Odishatv Bureau
Jerusalem: The "Palestine Papers" leaked by Qatar based al-Jazeera network has exposed extensive cooperation between Israel and the Palestinian Authority (PA)`s security services, including a planned assassination of a commander of the al-Aqsa Martyrs Brigades.

In a report on its English-language website titled, `The al- Madhoun assassination`, the network alleges that PA has "shown operational willingness to co-operate with Israel to kill its own people".

The allegation is said to be based on apparent handwritten notes of a meeting between Israel`s then defence minister, Shaul Mofaz, and Palestinian minister of interior, Nasser Youssef.

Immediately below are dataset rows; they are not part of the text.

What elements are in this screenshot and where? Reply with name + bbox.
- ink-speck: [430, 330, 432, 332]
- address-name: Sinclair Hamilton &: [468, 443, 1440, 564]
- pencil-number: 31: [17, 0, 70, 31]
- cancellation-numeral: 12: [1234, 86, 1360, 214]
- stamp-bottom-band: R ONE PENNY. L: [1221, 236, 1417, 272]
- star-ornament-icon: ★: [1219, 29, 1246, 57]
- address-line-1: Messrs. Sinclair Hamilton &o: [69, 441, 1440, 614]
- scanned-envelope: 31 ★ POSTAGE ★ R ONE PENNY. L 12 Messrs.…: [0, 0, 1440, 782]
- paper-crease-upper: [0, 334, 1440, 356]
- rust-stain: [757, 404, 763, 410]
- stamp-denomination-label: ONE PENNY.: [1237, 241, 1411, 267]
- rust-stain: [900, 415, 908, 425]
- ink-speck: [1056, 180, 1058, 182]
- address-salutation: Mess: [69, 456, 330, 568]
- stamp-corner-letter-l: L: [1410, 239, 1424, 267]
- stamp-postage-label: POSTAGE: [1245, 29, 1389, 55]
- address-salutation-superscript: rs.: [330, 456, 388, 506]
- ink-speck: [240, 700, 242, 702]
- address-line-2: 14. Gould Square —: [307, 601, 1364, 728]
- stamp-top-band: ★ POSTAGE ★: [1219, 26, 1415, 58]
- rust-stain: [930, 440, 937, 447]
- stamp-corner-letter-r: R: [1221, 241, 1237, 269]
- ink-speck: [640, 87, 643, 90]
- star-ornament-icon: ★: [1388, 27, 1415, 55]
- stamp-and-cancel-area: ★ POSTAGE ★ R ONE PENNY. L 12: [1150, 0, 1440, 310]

At a meeting in 2005 in Tel Aviv, Mofaz is quoted as asking Youssef why the PA doesn`t kill Hassan al-Madhoun, affiliated with Fatah`s al-Aksa Martyrs Brigades and someone Israel accused of being behind the deadly attacks at Ashdod Port and the Karni crossing.

The PA interior minister reportedly responds saying that instructions were given to the head of Fatah?s Preventive Security Organisation in Gaza, and "we`ll see".

"He is not Hamas and you can kill him," Mofaz is quoted as saying, to which Youssef replies, "We work, the country is not easy, our capabilities are limited, and you haven`t offered anything."

Madhoun was killed by a missile fired by an Israeli helicopter less than a month after the meeting, the pan-Arab network said.

In one of the security coordination meetings between Israel and the PA described in the documents released by al-Jazeera, chief Palestinian negotiator, Saeb Erekat, describes the PA as the only Arab regime which exerts control over the speeches made in mosques and Muslim charitable organizations.

Erekat added that the PA was forced to kill their "own people" in order to prove that it was establishing law and order in territories under its control.

The negotiator was apparently referring to an incident in Qalqilyah in which Palestinian police killed six Hamas members, and in which two police officers were also killed in the firefight.

According to one document released yesterday, Palestinian Prime Minister Salam Fayyad opposed the opening of Gaza`s border crossings, fearing that this would be interpreted as a victory for Islamist Hamas, which rules the Gaza Strip.